Researchers have uncovered a new espionage campaign targeting government agencies and organizations operating in Russia-occupied territories of Ukraine.

Attackers used previously unknown malware strains — dubbed CommonMagic and PowerMagic — to steal data from their victims' devices, according to a new report from Kaspersky.

The campaign began in September 2021 and continues to this day.
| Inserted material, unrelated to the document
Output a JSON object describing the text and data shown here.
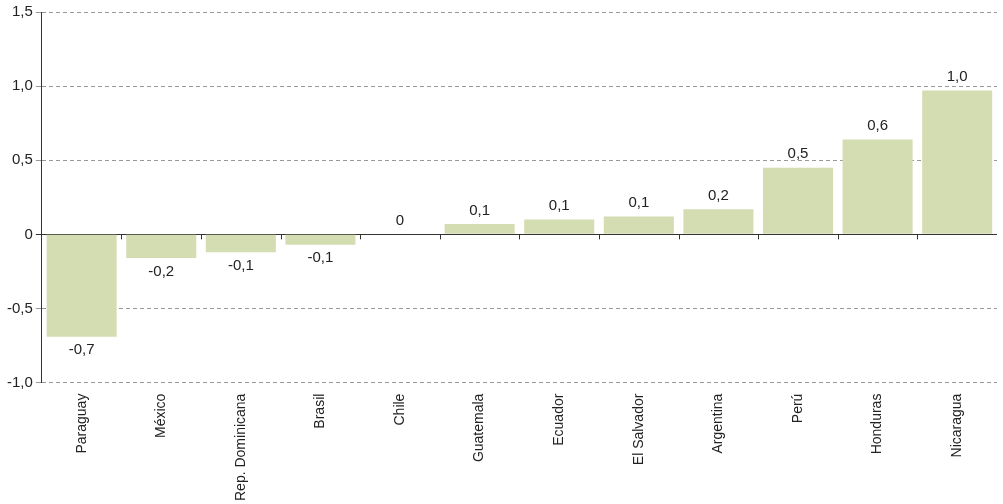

Its targets are located in the Donetsk, Lugansk and Crimea regions that Russia annexed in 2014. According to Kaspersky, government agencies, as well agriculture and transportation organizations, have been targeted.

Given the conflict in that region, it is likely a part of a cyber war between Russia and Ukraine.

The malware and techniques used are not particularly sophisticated but they are effective, the researchers said.

When Kaspersky discovered the infection in October, malicious software had already been installed on the victims' machines, meaning that some of the attacks were successful, security researcher Leonid Besverzhenko told The Record.

So far, Kaspersky hasn’t been able to attribute the campaign to any known threat actor, but Besverzhenko said the investigation is still ongoing.

Common tactics

The attackers distributed malware through phishing emails with a link to a .zip archive hosted on a malicious web server.

This archive contained two files: a document disguised as an official decree — for example about parliamentary elections in Crimea or budget planning in Donetsk — and a malicious .lnk file that, when opened, executed the malware and infected the victim's computer.

In the first stage of the attack, the hackers infected the system with a newly discovered PowerShell-based backdoor dubbed PowerMagic.

All the victims of PowerMagic were also infected with "a more complicated and previously unseen" malicious software that the researchers named CommonMagic.

The attackers likely used the PowerMagic backdoor to install CommonMagic on the targeted devices.

Although the group behind this attack is unknown, its goals are clear: “The attackers were looking to steal data,” Besverzhenko said.

After successfully penetrating the network, hackers could extract documents and files from USB devices and capture a screenshot of the victim's computer every three seconds, according to the research.

Typically, cyberattacks on Ukraine and Russia are carried out by well-known groups, each with their own unique methods. According to Kaspersky, there is no evidence linking the code and data used in this particular campaign to any previously identified group.